– Да, – поддержала Вера Сергеевна, которую эти длинные разговоры явно утомили, – Как от Надежды избавиться?

– Я же говорила: оставьте ее пока, – упрекнула односельчан знахарка, – Поспешили похоронить, теперь она не успокоится. Ходить будет, пока все, как она хочет, не сделается.

– Что же нам обратно ее выкапывать? – испугалась самогонщица.

– Не знаю, – развела руками целительница, – Сами решайте: будете тревожить, или не будете. Я с маетными душами дел не имею. Помочь не могу. Они сами ходят. Одно скажу, если она осталась, значит, держит ее что-то. Не пускает. Если она Этого просит, значит без Него не уйдет, пока Его не получит. Не успокоится. Будет ходить, пока всех не замучает. У нее времени много. Время у нее длинное. Она может лет сто ходить. Ходят и более. Каждую ночь. Особенно на большую луну.

– Что же ее теперь в Москву везти, что ли? – спала с лица вера Сергеевна.

– Не пустят ее в Москву, – убежденно выдала Элеонора Григорьевна, – Если каждый начнет по своему желанию на Красной Площади захораниваться, что же это у нас получится? Не Столица, а сплошное кладбище.

– Всяких не пустят, а Надежду пустят, – не менее убежденно возразила Анастасия Павловна, – Таких как наша Надежда, нет больше.

– Это чем же она так уникальна? – поинтересовалась бывшая учительница.

– Она была истинным коммунистом, – ответила ей бывшая доярка.

– Этого добра в Советском Союзе было – хоть отбавляй. Это не аргумент, – отмахнулась Элеонора Григорьевна.

– Нет, аргумент. Таких, как она, нет больше, и никогда не было. Ведь все что делали? Говорили одно, а все под себя гребли. А она что? Она, что говорила, то и делала. Потому ей и прохода не дали. Туда, – показала Тоська пальцем вверх, то ли в Небо, то ли ниже, на чердак, – Потому что за народ была. Как Ленин. Как народ жила. Погляди, что после нее осталось? Ничего. Ничего за жизнь свою не нажила. Не наворовала миллионов, как другие. Хотя все помнят, работала весь день, без выходных. Нет больше таких, как Надежда.

– Это еще не повод в мавзолей ее класть. Подумаешь, не наворовала.

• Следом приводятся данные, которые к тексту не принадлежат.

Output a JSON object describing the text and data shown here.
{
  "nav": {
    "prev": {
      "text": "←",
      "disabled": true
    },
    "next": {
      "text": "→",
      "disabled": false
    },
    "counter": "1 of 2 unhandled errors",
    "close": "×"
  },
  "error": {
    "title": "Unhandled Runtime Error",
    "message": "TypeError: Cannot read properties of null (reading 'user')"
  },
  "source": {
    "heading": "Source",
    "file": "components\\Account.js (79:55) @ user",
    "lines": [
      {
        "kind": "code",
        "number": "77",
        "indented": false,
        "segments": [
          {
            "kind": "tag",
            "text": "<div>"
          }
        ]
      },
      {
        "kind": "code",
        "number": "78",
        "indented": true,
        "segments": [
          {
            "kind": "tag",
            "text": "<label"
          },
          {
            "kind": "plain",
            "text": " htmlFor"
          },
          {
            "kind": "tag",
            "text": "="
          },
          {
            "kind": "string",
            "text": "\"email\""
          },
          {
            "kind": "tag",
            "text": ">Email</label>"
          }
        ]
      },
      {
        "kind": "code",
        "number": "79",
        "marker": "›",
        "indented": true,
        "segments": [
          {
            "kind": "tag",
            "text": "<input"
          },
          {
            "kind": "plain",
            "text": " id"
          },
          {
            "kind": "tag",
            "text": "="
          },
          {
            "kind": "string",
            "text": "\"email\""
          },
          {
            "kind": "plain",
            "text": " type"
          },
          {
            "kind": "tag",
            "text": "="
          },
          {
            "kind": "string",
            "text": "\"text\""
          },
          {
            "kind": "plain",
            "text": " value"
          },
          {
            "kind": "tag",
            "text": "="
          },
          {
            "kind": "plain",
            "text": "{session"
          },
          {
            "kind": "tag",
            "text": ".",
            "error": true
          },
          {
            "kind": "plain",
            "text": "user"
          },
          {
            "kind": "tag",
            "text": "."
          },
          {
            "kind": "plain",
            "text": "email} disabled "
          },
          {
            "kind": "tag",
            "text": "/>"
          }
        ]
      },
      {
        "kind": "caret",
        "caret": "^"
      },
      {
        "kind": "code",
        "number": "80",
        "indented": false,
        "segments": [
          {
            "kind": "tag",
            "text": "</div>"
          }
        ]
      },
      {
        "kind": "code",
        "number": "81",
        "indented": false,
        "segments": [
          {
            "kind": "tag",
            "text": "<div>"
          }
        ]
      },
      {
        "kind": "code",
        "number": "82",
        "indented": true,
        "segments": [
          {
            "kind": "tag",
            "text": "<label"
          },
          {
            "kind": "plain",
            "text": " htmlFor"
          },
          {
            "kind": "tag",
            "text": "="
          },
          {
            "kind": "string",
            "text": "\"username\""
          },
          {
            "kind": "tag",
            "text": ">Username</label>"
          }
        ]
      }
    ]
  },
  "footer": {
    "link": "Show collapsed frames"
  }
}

Сколько таких, которые не наворовали? Считай половина России. Все в один мавзолей не влезут, – возразила бывшая учительница.

– А я считаю, что повод. Вот ты, имея возможность своровать, взяла бы? – сощурила на спорщицу глаз бывшая доярка.

– Нет, – уверенно ответила та.

– Врешь. Прихапала бы, и не задумалась.

– Я?

– Ты, – разошлась Анастасия Павловна, – Кто по чужим домам шарил, книжки там разные собирал? Я скажешь?

– Так они брошены были, – возмутилась Элеонора Григорьевна, – Ничьи.

– Откуда ты знаешь, что ничьи? Может они оставленные. Специально. На сохранение. На них написано, что ничьи? Дом закрыли, не значит бросили. Нет, надо было открыть. Отперла и книжки все сперла. Как это называется? А может и еще что прихватила, не только книжки!

– Да ты сама, оставленные дома чистила, как помелом мела! – воскликнула возмущенная бывшая учительница.

– Обо мне речи нет, – остановила ее бывшая доярка, – Я дело другое. Я баба простая. О себе не говорю. Я вон даже в тюрьме сидела. Ты не сидела? А я сидела. Но вот Надежда по чужим домам не шарила. Даже дрова в леспромхозе на пенсию покупала. Не ходила по дворам промышлять. Даже зимой. Заборы с чужих участков не снимала, как некоторые, баньку топить. А могла бы? Могла. Вот я и говорю. Достойна она в мавзолее лежать. Потому как нет больше таких людей. Зря мы ее на нашем кладбище похоронили. Она человек российского масштаба.

– Ну, совсем вы со всех сторон меня заклевали, – возмутилась Элеонора Григорьевна, – Да делайте вы, что хотите. Хотите – выкапывайте, хотите – в Москву везите, только оставьте меня в покое. Что я вам кабинет министров за всех вопросы решать?